FondsDISCOUNT.de: Herr Professor Otte, bereits 2010 veröffentlichten Sie ein Buch namens „Die Krise hält sich nicht an Regeln“. Namentlich betrachtet unterscheidet sich Ihr neues Buch von diesem lediglich im Untertitel: „99 Antworten auf die wichtigsten Fragen nach dem Corona-Crash“. Sehen Sie es als Neuauflage oder als Fortsetzung des Buches von 2010?

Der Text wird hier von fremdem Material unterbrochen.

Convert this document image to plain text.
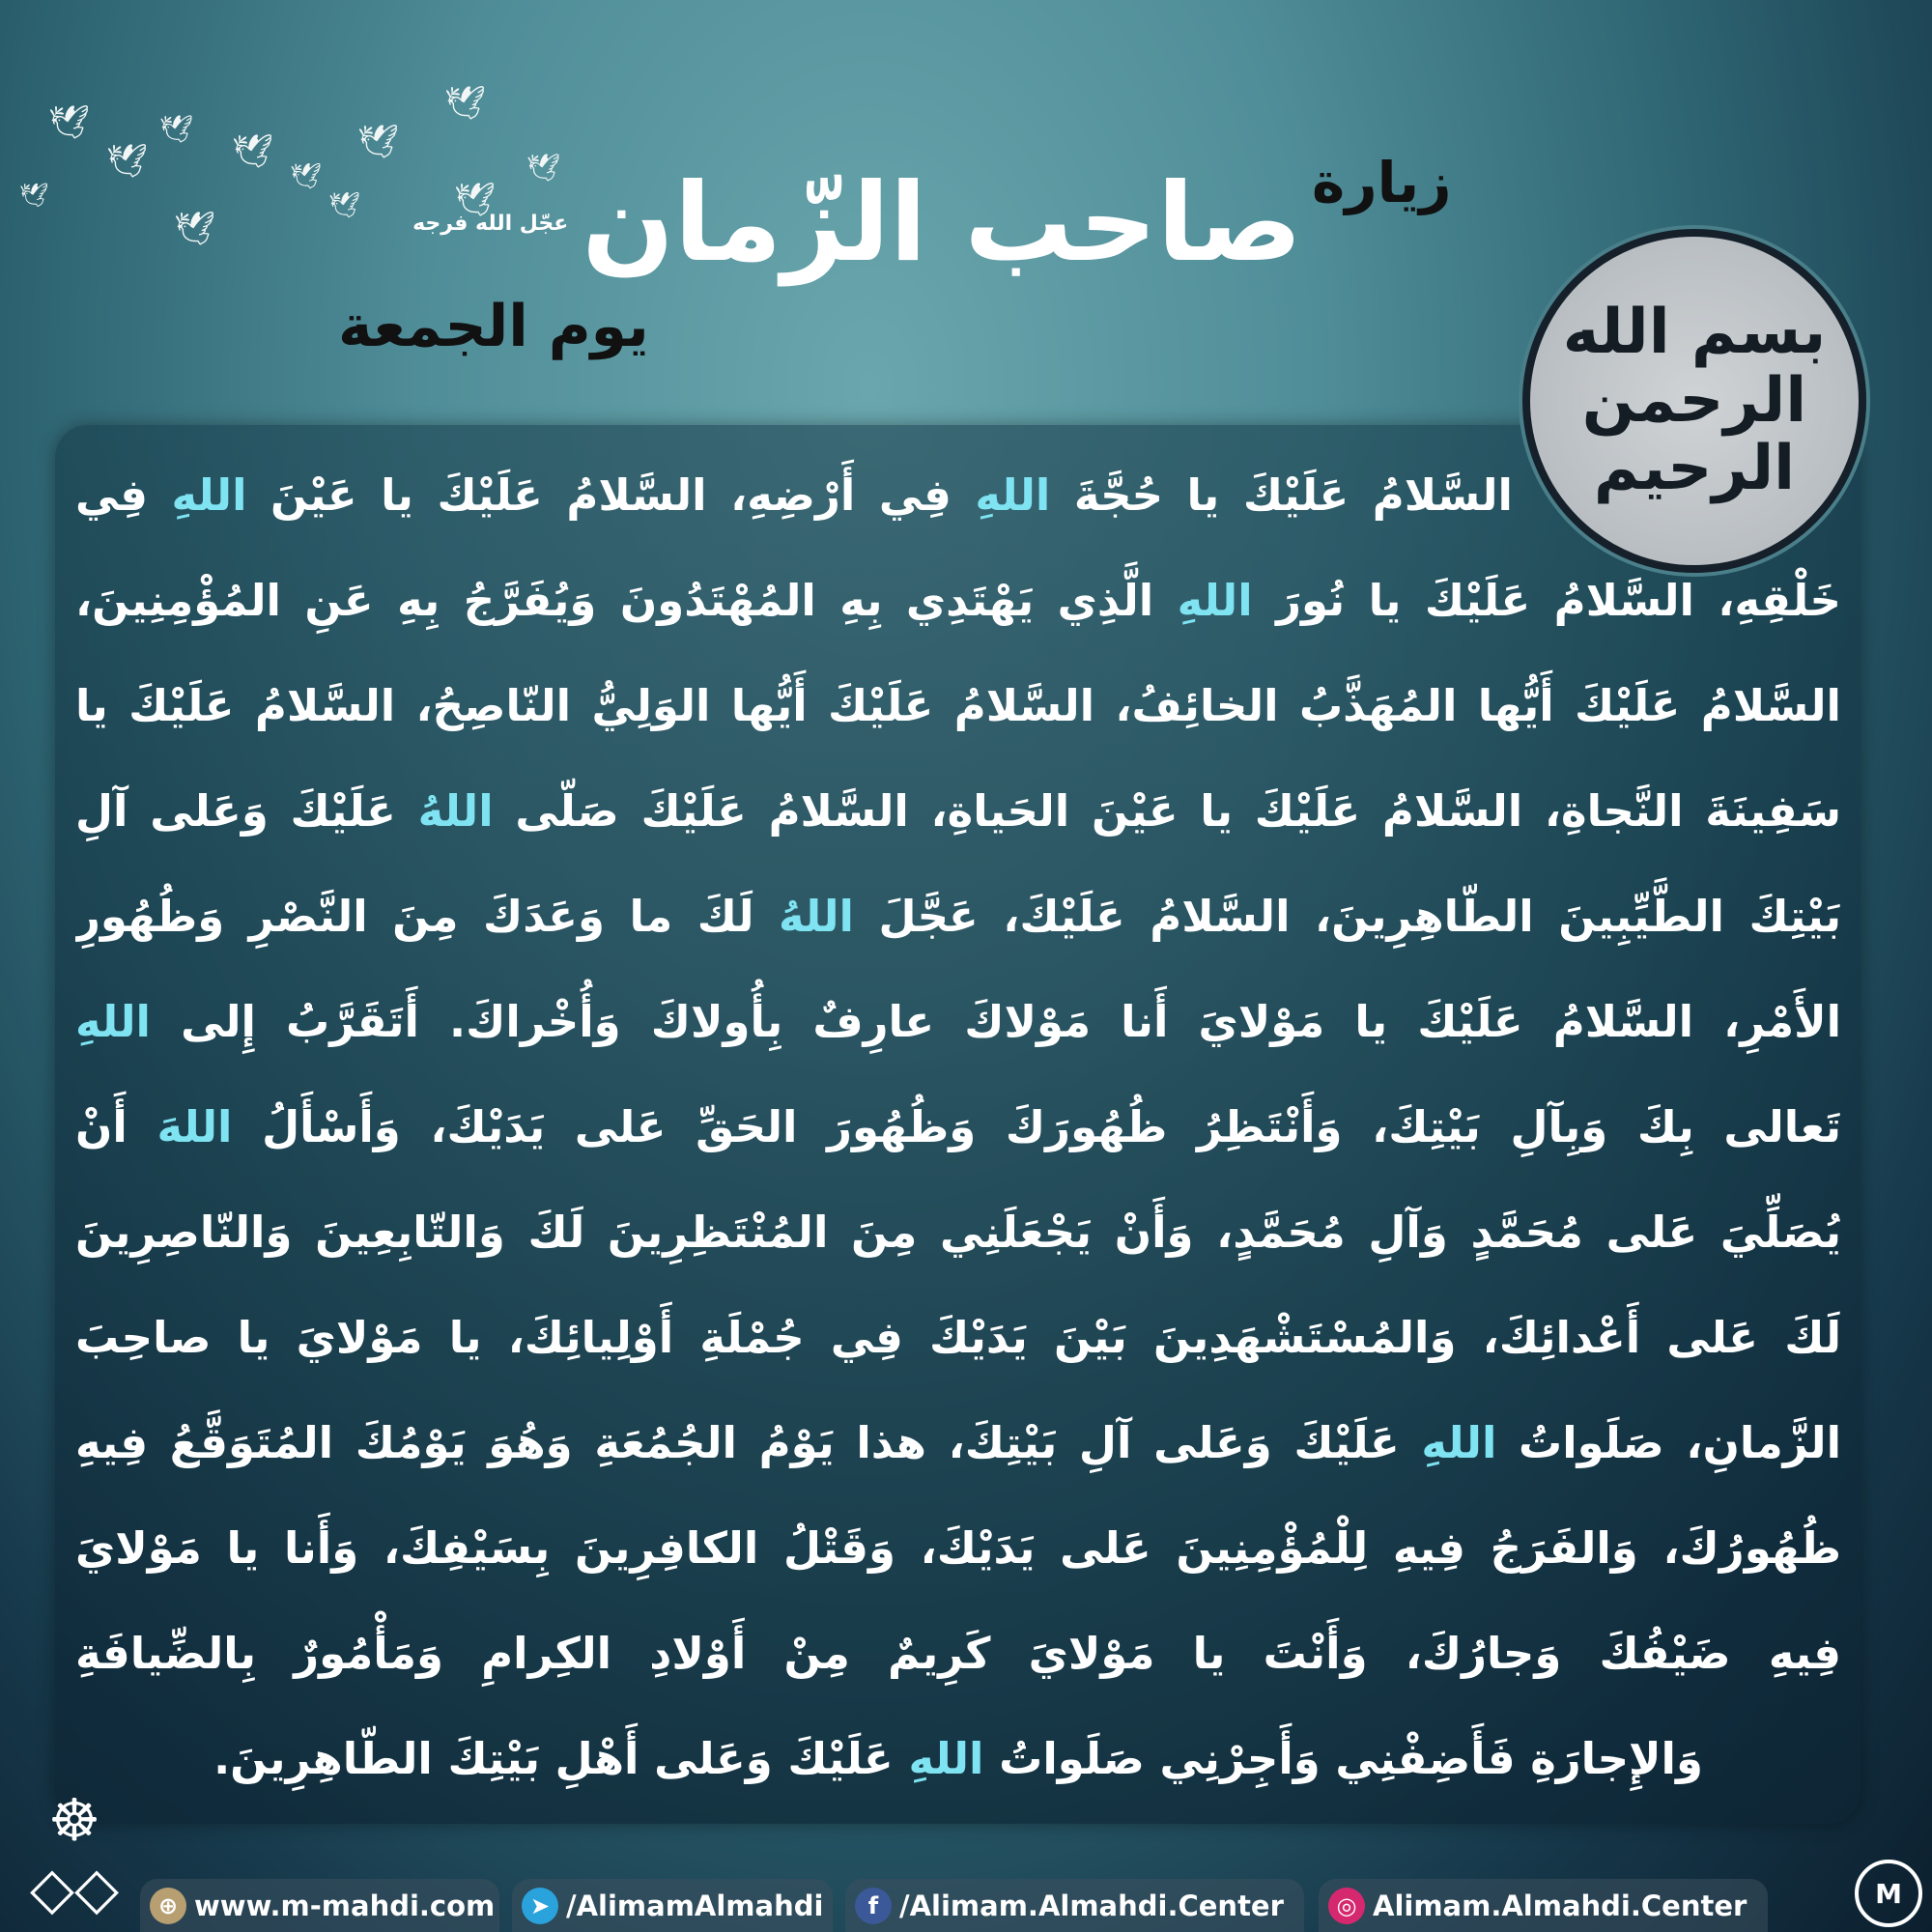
🕊
🕊
🕊
🕊
🕊
🕊
🕊
🕊
🕊
🕊
🕊
🕊	زيارة
صاحب الزّمان
عجّل الله فرجه
يوم الجمعة
السَّلامُ عَلَيْكَ يا حُجَّةَ اللهِ فِي أَرْضِهِ، السَّلامُ عَلَيْكَ يا عَيْنَ اللهِ فِي
خَلْقِهِ، السَّلامُ عَلَيْكَ يا نُورَ اللهِ الَّذِي يَهْتَدِي بِهِ المُهْتَدُونَ وَيُفَرَّجُ بِهِ عَنِ المُؤْمِنِينَ،
السَّلامُ عَلَيْكَ أَيُّها المُهَذَّبُ الخائِفُ، السَّلامُ عَلَيْكَ أَيُّها الوَلِيُّ النّاصِحُ، السَّلامُ عَلَيْكَ يا
سَفِينَةَ النَّجاةِ، السَّلامُ عَلَيْكَ يا عَيْنَ الحَياةِ، السَّلامُ عَلَيْكَ صَلّى اللهُ عَلَيْكَ وَعَلى آلِ
بَيْتِكَ الطَّيِّبِينَ الطّاهِرِينَ، السَّلامُ عَلَيْكَ، عَجَّلَ اللهُ لَكَ ما وَعَدَكَ مِنَ النَّصْرِ وَظُهُورِ
الأَمْرِ، السَّلامُ عَلَيْكَ يا مَوْلايَ أَنا مَوْلاكَ عارِفٌ بِأُولاكَ وَأُخْراكَ. أَتَقَرَّبُ إِلى اللهِ
تَعالى بِكَ وَبِآلِ بَيْتِكَ، وَأَنْتَظِرُ ظُهُورَكَ وَظُهُورَ الحَقِّ عَلى يَدَيْكَ، وَأَسْأَلُ اللهَ أَنْ
يُصَلِّيَ عَلى مُحَمَّدٍ وَآلِ مُحَمَّدٍ، وَأَنْ يَجْعَلَنِي مِنَ المُنْتَظِرِينَ لَكَ وَالتّابِعِينَ وَالنّاصِرِينَ
لَكَ عَلى أَعْدائِكَ، وَالمُسْتَشْهَدِينَ بَيْنَ يَدَيْكَ فِي جُمْلَةِ أَوْلِيائِكَ، يا مَوْلايَ يا صاحِبَ
الزَّمانِ، صَلَواتُ اللهِ عَلَيْكَ وَعَلى آلِ بَيْتِكَ، هذا يَوْمُ الجُمُعَةِ وَهُوَ يَوْمُكَ المُتَوَقَّعُ فِيهِ
ظُهُورُكَ، وَالفَرَجُ فِيهِ لِلْمُؤْمِنِينَ عَلى يَدَيْكَ، وَقَتْلُ الكافِرِينَ بِسَيْفِكَ، وَأَنا يا مَوْلايَ
فِيهِ ضَيْفُكَ وَجارُكَ، وَأَنْتَ يا مَوْلايَ كَرِيمٌ مِنْ أَوْلادِ الكِرامِ وَمَأْمُورٌ بِالضِّيافَةِ
وَالإِجارَةِ فَأَضِفْنِي وَأَجِرْنِي صَلَواتُ اللهِ عَلَيْكَ وَعَلى أَهْلِ بَيْتِكَ الطّاهِرِينَ.
بسم الله الرحمن الرحيم
☸
◇◇	M
⊕ www.m-mahdi.com	➤ /AlimamAlmahdi	f /Alimam.Almahdi.Center	◎ Alimam.Almahdi.Center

Prof. Dr. Max Otte: Der Verlag trat mit der Idee an mich heran, das Buch von 2010 zu aktualisieren, dann hätte man schnell wieder einen etablierten Titel am Markt. Ich habe gleich gesagt, dass in den zehn Jahren so viel passiert ist, dass ich ein weitgehend neues Buch schreiben muss. Das ist dann auch passiert. Drei Viertel des Buches sind komplett neu geschrieben. Gleichzeitig war es aber auch spannend zu sehen, dass viele meiner Thesen zum politischen System erstaunlich gut die Zeit überdauert haben. So finden sich gelegentlich kurze Rückblicke zur Zeit vor zehn Jahren.


Der Untertitel ist wortwörtlich zu nehmen: Die 99 Fragen beantworten Sie im Stil eines Interviews, unterbrochen durch Exkurse, die Hintergrundwissen zu ein paar der angesprochenen Themen bereitstellen. Warum haben Sie sich für dieses Format entschieden?


Die Idee ging auf einen bekannten Wirtschaftsjournalisten zurück, der heute allerdings bei der Social-Media-Abteilung eines DAX-Konzerns arbeitet. Nach dem 600 Seiten dicken „Weltsystemcrash“ fand ich es gut, ein etwas lockereres Format zu haben, um aktuelle Entwicklungen zu beleuchten. Weltsystemcrash ist das Basiswerk, „Die Krise hält sich nicht an Regeln“ aktualisiert die dortigen Ausführungen und fügt die Themen Corona und politisches System beziehungsweise Lobbyismus hinzu.


Schwerpunkt des Buches ist – wie der Untertitel verrät – die Corona-Krise. Sie gehen aber auch auf weitere Themen ein, die damit im engeren oder weiteren Sinne zusammenhängen. Können Sie uns einen kurzen Überblick über den thematischen Aufbau des Buches geben?


Ich versuche, die Welt aus dem Blickwinkel des politischen Ökonomen zu verstehen. Als ich meine Professur an der Universität Graz hatte, sagte mir der junge Dekan der Wirtschaftswissenschaften, dass die Ökonomen zwar gut darin seien auszurechnen, wie Regeln sich auf den Märkten auswirken, aber nicht gut zu analysieren, wie diese Regeln entstehen.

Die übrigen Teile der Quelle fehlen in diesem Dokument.